From dense jungles to barren deserts, human beings can live in nearly every type of environment – except underneath the ocean. Japan, however, is hoping to change that.
Japan-based construction company Shimizu Corporation has released plans to design floating cities that could function above and below the ocean surface. The brand is working in partnership with Tokyo University and the Japan Agency for Marine-Earth Science and Technology.
Dubbed Ocean Spiral, the sphere would inhabit up to 5,000 people and would include hotels, residential spaces, and commercial complexes, as well as operate as seabed research. Using a number of advanced technologies, the enormous globe would typically sit at the surface of the ocean, but if bad weather hit, the structure would be submerged down the center of an enormous spiral system that plummets to depths of up to 2.5 miles. The helix design would then create a nine-mile-long path to a building on the ocean floor, which would collect rare metals and minerals as a resource development factory.

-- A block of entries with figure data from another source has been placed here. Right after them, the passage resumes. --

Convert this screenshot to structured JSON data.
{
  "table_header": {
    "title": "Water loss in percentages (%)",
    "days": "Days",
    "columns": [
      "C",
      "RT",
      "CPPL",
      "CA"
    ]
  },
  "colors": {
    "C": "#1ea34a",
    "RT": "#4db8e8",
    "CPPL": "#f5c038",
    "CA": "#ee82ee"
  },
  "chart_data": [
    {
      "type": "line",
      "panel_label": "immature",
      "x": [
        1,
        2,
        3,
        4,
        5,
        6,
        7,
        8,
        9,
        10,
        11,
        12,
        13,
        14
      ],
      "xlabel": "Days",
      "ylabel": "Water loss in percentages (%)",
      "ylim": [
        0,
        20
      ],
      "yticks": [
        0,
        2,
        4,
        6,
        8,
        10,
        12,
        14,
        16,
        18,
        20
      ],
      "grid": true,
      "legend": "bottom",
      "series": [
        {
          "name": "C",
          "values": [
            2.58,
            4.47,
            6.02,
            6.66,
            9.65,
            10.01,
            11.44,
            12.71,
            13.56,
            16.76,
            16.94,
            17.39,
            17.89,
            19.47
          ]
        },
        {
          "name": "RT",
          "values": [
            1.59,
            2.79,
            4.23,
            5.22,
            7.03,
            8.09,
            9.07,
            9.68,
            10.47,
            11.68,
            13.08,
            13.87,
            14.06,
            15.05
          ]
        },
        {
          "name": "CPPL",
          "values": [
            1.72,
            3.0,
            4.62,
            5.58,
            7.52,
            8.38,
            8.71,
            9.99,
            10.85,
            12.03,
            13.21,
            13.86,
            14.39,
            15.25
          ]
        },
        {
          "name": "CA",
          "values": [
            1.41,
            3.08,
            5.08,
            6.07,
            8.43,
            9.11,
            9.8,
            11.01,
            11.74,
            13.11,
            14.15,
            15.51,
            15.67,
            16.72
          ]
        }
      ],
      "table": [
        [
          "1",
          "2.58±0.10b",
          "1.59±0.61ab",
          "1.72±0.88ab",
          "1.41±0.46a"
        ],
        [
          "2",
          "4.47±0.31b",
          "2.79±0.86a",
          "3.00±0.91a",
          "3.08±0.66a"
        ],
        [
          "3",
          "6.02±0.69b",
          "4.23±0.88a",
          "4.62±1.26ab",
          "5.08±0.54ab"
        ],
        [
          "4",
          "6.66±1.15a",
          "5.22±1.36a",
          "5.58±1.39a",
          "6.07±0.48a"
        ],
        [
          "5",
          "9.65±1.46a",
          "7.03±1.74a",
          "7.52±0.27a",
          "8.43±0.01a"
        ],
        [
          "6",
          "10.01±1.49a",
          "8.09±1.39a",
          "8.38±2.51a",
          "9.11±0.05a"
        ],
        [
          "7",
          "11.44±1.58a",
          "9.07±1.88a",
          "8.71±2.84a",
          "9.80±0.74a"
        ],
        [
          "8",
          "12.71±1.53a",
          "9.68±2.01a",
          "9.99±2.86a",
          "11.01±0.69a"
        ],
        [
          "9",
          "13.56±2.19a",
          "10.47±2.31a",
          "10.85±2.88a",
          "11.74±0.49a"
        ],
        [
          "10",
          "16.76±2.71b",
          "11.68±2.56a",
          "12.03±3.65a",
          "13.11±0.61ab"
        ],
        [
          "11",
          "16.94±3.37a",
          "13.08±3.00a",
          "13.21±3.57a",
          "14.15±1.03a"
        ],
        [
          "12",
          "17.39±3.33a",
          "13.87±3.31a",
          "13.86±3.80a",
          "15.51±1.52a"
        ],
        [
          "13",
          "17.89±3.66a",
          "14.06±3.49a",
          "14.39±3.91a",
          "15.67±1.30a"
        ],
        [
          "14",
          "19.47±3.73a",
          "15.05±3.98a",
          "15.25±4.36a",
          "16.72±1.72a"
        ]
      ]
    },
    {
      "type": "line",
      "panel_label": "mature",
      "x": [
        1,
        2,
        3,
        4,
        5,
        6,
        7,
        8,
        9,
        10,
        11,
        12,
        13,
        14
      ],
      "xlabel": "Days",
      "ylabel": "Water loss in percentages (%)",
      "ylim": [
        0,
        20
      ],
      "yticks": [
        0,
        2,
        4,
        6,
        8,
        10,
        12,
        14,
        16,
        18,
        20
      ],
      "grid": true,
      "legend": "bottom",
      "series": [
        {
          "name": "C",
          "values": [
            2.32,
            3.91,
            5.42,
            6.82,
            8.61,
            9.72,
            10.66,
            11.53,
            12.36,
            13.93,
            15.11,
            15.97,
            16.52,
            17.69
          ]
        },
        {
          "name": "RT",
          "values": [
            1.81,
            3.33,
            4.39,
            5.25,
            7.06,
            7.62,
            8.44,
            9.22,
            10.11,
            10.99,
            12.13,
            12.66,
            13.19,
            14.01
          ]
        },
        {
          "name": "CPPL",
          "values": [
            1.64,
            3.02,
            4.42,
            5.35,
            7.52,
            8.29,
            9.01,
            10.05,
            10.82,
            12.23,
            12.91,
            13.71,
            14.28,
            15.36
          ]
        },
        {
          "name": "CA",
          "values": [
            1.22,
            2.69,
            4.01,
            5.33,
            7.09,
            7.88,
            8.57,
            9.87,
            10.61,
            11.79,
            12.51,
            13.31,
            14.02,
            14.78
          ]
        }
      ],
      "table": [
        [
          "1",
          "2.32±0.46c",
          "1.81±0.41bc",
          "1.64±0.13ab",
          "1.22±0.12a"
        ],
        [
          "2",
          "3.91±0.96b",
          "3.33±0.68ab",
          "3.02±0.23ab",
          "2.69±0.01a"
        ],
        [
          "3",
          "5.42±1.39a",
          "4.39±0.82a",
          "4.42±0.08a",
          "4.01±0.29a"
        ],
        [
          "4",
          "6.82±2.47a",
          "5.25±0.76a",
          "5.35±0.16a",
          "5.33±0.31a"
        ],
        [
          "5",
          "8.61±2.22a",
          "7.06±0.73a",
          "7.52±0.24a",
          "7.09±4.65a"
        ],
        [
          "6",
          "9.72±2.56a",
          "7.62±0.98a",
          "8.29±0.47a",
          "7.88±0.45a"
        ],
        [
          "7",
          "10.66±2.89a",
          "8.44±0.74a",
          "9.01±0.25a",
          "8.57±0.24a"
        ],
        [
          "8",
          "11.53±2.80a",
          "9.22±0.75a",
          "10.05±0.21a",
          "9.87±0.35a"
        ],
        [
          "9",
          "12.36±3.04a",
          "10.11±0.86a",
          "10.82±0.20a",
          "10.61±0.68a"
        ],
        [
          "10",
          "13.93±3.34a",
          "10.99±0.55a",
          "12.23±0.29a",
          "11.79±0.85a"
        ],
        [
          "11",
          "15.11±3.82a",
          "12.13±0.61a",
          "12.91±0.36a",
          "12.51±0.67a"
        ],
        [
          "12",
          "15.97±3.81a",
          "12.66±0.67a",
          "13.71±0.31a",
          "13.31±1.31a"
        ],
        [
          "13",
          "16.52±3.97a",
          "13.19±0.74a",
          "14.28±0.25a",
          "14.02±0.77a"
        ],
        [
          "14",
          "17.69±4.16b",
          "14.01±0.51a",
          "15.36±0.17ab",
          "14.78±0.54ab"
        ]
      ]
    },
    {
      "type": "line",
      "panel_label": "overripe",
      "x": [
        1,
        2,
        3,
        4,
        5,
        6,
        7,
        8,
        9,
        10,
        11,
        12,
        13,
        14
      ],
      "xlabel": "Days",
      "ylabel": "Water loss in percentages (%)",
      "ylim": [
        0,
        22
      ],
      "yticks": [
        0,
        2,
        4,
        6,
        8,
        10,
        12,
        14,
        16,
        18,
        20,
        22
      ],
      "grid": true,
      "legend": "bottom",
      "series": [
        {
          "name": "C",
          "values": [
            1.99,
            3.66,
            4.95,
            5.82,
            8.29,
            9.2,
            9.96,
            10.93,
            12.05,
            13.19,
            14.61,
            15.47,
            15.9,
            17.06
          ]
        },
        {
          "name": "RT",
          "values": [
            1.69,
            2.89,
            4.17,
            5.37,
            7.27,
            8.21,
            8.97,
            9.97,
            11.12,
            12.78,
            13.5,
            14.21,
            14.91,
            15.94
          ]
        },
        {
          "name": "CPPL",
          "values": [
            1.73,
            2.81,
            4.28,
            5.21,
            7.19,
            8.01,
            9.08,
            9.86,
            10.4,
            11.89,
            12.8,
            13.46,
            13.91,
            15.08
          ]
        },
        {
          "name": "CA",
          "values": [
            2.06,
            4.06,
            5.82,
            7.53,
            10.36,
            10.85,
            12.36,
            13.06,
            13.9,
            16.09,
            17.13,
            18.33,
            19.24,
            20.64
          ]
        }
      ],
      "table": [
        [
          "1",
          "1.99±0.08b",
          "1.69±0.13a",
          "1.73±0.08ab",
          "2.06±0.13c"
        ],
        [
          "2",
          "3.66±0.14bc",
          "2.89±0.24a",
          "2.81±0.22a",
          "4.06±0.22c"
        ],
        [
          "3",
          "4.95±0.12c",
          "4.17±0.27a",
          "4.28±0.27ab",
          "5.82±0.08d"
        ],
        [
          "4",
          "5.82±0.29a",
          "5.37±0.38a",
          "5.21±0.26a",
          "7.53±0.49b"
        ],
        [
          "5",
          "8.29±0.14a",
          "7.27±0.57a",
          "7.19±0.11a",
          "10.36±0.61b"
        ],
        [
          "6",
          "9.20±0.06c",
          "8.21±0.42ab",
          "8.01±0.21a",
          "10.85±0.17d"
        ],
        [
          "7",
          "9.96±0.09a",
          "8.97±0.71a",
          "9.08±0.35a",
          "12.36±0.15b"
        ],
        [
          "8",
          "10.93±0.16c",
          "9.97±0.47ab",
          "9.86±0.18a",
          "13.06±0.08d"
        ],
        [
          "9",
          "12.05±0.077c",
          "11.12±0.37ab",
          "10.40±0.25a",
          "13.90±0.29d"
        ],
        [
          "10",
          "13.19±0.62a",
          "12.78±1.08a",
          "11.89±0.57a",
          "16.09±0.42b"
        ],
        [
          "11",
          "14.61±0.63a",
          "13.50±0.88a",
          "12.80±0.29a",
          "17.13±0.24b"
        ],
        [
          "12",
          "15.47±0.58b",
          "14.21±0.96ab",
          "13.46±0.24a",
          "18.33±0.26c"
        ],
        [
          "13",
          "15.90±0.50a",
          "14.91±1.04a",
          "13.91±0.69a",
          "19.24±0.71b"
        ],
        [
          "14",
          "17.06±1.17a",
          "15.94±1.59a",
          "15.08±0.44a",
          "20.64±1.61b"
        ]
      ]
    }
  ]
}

Photo Courtesy of Shimizu Corp
And there wouldn’t be just one Ocean Spiral – but many, all of which would be able to withstand extreme weather and disasters like earthquakes, which frequent Japan. People could either safely live, work, or visit the futuristic city that’s surrounded by marine life.
“The company in cooperation with many organizations has spent two years to design the project working with technologies we think will be plausible in the future,” said a spokesman for Shimizu, which also has plans to build a floating metropolis and solar power ring around the moon.
To build the enormous globes, the company proposed to use industrial-sized 3D printers, with resin being used instead of other materials like concrete. Microorganisms called ‘methanogens’ will be used to convert carbon dioxide caught at the seabed into methane, the main component of natural gas. As means to generate power in each globe, the variation in water temperatures and pressures between the ocean surface and bottom would be utilized.
It is estimated each Ocean Spiral would cost about a whopping $25 billion. If construction begins soon, the first structure is anticipated to be complete by 2030.